They are called Konverts. The disciples of the Japanese high priestess of decluttering, Marie Kondo, who live “for the high of domestic purging.” Kondo’s followers see her trademarked system of space clearing as a meditation on the value of possessions and what makes them happy. In an age of overconsumption, it is a spirit of enquiry that has caught fire.
Kondo’s New York Times best-seller, “The Life-Changing Magic of Tidying Up,” has been translated into 44 languages and spawned multiple books, two Netflix series, and a place in the cultural zeitgeist. Along with husband and CEO of KonMari Media, Takumi Kawahara, Kondo’s net worth is estimated between $8 and $10 million.

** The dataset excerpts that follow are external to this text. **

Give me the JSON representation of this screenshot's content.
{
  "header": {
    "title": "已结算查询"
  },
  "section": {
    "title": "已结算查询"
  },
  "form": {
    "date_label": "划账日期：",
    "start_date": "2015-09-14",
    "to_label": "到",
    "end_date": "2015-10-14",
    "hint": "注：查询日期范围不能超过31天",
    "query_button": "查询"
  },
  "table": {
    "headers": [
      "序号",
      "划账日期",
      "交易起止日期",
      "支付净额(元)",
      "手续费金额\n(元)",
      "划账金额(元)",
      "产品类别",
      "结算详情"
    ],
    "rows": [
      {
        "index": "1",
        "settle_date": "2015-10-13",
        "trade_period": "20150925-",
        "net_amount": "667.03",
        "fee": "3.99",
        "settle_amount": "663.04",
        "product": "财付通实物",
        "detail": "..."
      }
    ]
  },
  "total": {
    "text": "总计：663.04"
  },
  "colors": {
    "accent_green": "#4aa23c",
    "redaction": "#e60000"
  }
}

After beginning as a 19-year-old organizing consultant when she was at university in Tokyo, Kondo’s rise has been extraordinary, if not fated. She told The Australian newspaper that her obsession with tidying up caused her to have a nervous breakdown and faint when she was 15. What followed helped define the course of her business.
“When I came to, I heard a mysterious voice, like some god of tidying telling me to look at my things more closely,” Kondo, now 38, said. “And I realized my mistake: I was only looking for things to throw out. What I should be doing is finding the things I want to keep. Identifying the things that make you happy: That is the work of tidying.”
What Sparks Joy?
Kondo’s epiphany evolved into the signature question of the KonMari method. For people decluttering their homes, asking “What sparks joy?” helps them decide which belongings to keep and which to discard. But it is much more than that. “What sparks joy?” is the anchoring principle of Kondo’s philosophy.
In Japanese, the phrase “spark joy” is written as tokimeku, which literally translates as a flutter in the heart in anticipation of something positive. Kondo’s success is built on how well this term, part of a uniquely Japanese aesthetics of experience, has been adapted for a Western audience.
In the KonMari method, people are asked to keep or discard belongings one category at a time, rather than use a room-by-room approach. The five categories are ordered by sentimentality, from the least to the most — clothes, books, papers, miscellaneous, and sentimental — to help people gradually attune their subtle senses to whether an object sparks joy.
This worldview hasn’t always translated well. Rather than joy, it has sparked critiques as a minimalist dogma that homogenizes homes. “Marie Kondo was about cleansing yourself into nothing,” one interior designer maximalist told the New York Post. Twitter users have even coopted her method as shorthand for getting rid of anything unwanted from colleagues to boyfriends.
An Omnimedia Strategy
Pop culture irony may not have been the effect Kondo intended, but it speaks to how she has insinuated herself into public consciousness. A Vulture review of her first Netflix series noted that it was a virtual commercial for her books and products but watching people clean up their cluttered lives provided a vicarious sense of satisfaction.
Kondo and her husband, an executive producer of the premiere season of “Tidying Up With Marie Kondo,” have kept a tight rein on her image. After using Instagram to build a community, she now takes advantage of features like Stories and in-feed shopping to market everything from watering cans to leather bento box-inspired cases to her 4 million followers.
She has further leveraged her book and television success by creating training courses to learn the KonMari method and a certified consultancy program for practitioners that costs $2,750. It is a long way from charging $100 for five-hour tidying sessions as a young woman.
How to Write a Bestseller
There are two stories about how Kondo went from an organizing consultant to a bestselling author: Each in their own way creates a mythos around Kondo’s rise.
Kondo told The Cut that her clients urged her to write as the waiting list for her services grew to six months. In this version, she wrote her first book in three months. Sales then boomed after the earthquake and tsunami of 2011.
However, the Japanese publishing journal Shin-bunka reported that her editor, Tomohiro Takahashi, had made the winning bid for the book proposal Kondo submitted to a training course called “How to write bestsellers that will be loved for 10 years.” Takahashi told the journal that he felt a “mysterious energy” around Kondo. “She’s going to be on TV and become famous,” he told himself.
The editor mentored Kondo through writing the book over eight months, followed by an internet marketing campaign. She then made her TV debut tidying the residence of a well-known Japanese comedian and a star was born.
The Joy of Perfect Marketing
By 2015, the translated version of Kondo’s book had hit the U.S. and she was named in TIME’s list of 100 most influential people, marking a stunning turn in fortunes. She has since overseen continuous growth with a mindset cultivated by her attention to detail. “Tidying never lies,” Kondo writes in “The Life-Changing Magic of Tidying Up”. “When people revert to clutter … it is not their room or their belongings but their way of thinking that is at fault.”
At the heart of Kondo’s success is the question of what sparks joy. In marketing terms, this iconic phrase appeals to the groundswell of people now willing to buy the change they want to see in the world. It perfectly captures the aspiration of an intentional lifestyle freed from physical and mental clutter. After growing from a child obsessed with tidying to a one-woman global brand, Marie Kondo is not just preaching to the Konverts anymore.